@IraWatt consider that feedback passed on! And yes! Community badge collection is a thing! We have plans for more ways to collect badges and more, and hope to be able to share that roadmap information soon. Please stay tuned and keep scooping up badges :):)
@IraWatt Thanks for your input. And I take your point about giving more information about the data set.
The dataset is 400k rows of data with 120 columns of mixed type -- numerical, categorical, and string. The specific model is the family of extreme gradient boosted trees. Some of the other models do vary. The main thing is that to get the time, one needs to calibrate the specific model. But, the number of one hour for 100k rows seems to be a good basic rule of thumb as a maximum time taken.

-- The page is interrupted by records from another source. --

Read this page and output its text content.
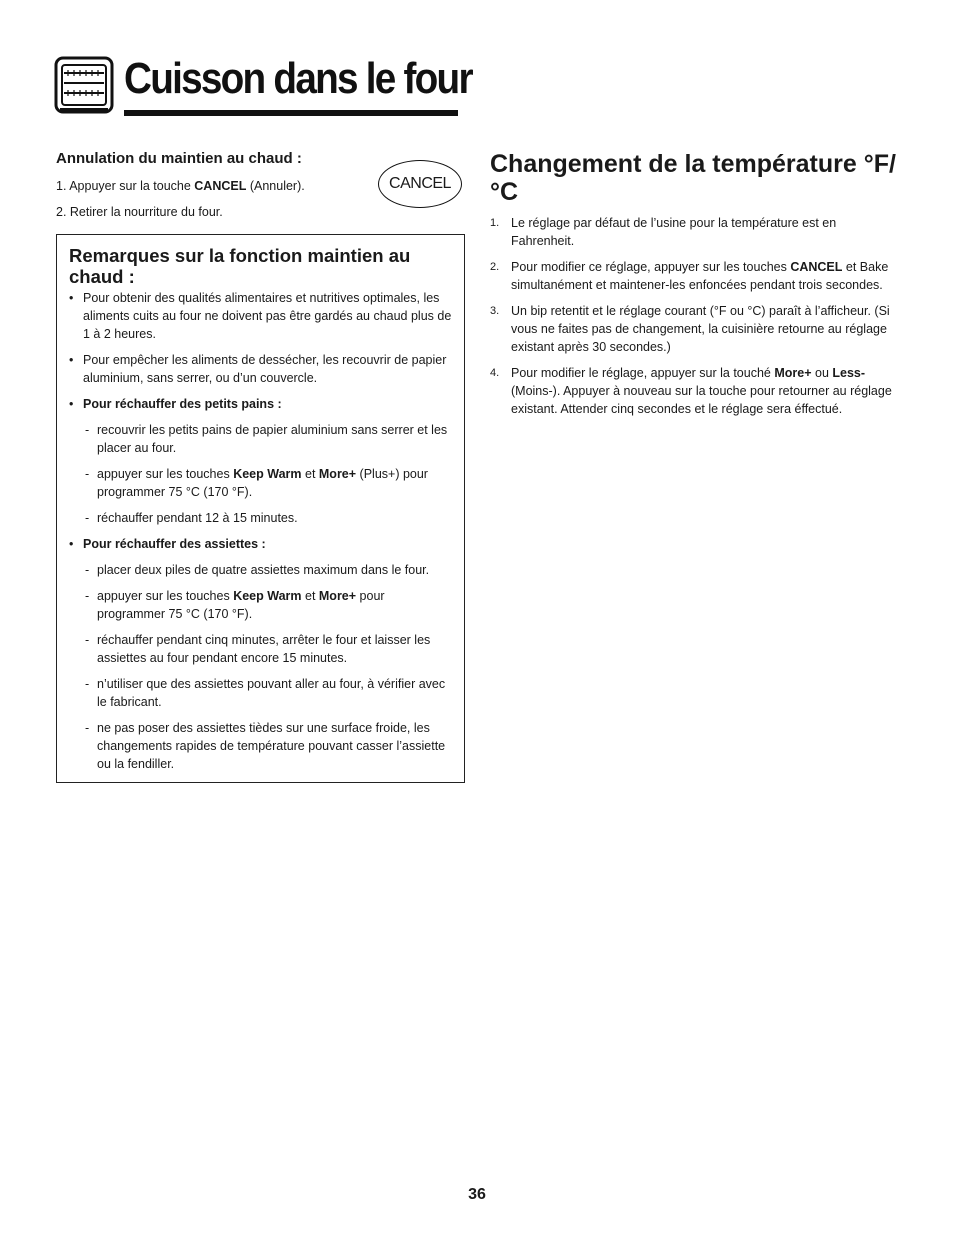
Cuisson dans le four

Annulation du maintien au chaud :

1. Appuyer sur la touche CANCEL (Annuler).
2. Retirer la nourriture du four.
CANCEL

Remarques sur la fonction maintien au chaud :

• Pour obtenir des qualités alimentaires et nutritives optimales, les aliments cuits au four ne doivent pas être gardés au chaud plus de 1 à 2 heures.
• Pour empêcher les aliments de dessécher, les recouvrir de papier aluminium, sans serrer, ou d’un couvercle.
• Pour réchauffer des petits pains :
- recouvrir les petits pains de papier aluminium sans serrer et les placer au four.
- appuyer sur les touches Keep Warm et More+ (Plus+) pour programmer 75 °C (170 °F).
- réchauffer pendant 12 à 15 minutes.
• Pour réchauffer des assiettes :
- placer deux piles de quatre assiettes maximum dans le four.
- appuyer sur les touches Keep Warm et More+ pour programmer 75 °C (170 °F).
- réchauffer pendant cinq minutes, arrêter le four et laisser les assiettes au four pendant encore 15 minutes.
- n’utiliser que des assiettes pouvant aller au four, à vérifier avec le fabricant.
- ne pas poser des assiettes tièdes sur une surface froide, les changements rapides de température pouvant casser l’assiette ou la fendiller.
Changement de la température °F/°C
1. Le réglage par défaut de l’usine pour la température est en Fahrenheit.
2. Pour modifier ce réglage, appuyer sur les touches CANCEL et Bake simultanément et maintener-les enfoncées pendant trois secondes.
3. Un bip retentit et le réglage courant (°F ou °C) paraît à l’afficheur. (Si vous ne faites pas de changement, la cuisinière retourne au réglage existant après 30 secondes.)
4. Pour modifier le réglage, appuyer sur la touché More+ ou Less- (Moins-). Appuyer à nouveau sur la touche pour retourner au réglage existant. Attender cinq secondes et le réglage sera éffectué.
36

Prediction explanations would be a line by line process, so one could at least find out how far through the file the process had got. For a large homogenous file, this should be a very good indication of how much time is left modulo issues such as worker availability.
I have seen a screen shot of an older interface to DR that did actually display a completed percentage on that page. Apparently it has been removed. It certainly should not have been. It is basic information that should be available in a simple way.
The methods you spoke about I do of course already now about. They are indirect guessing. What I am looking for is a direct indicator from the horse's mouth. The take-away I have from your post is that DR no longer provides this information.
So, the method I will use in the future is simply that I will remember that it took about one hour for 100k rows, and apply that to later related runs. I might have to have a different calibration factor for each kind of model.
I hope others might benefit from this experience.
This is what I look at, but I don't know of a exact way to measure how long compute will take. If it is taking a while you could consider using a subset of the data as I believe in the models tab when getting prediction explanations it will use all the training data. In the deployment tab you can specify the amount of data to get PE on.
When computing prediction explanations the first stage is calculating feature impact which should give a visual indication of how many features it has processed.
After that you are able to look at the logs by clicking on the tab in the process side bar. The logs will give an indication of how far through the PE process is but not how much time is left.
Definitely worth posting this as an idea for the platform if there isn't a more accurate way of measuring processes.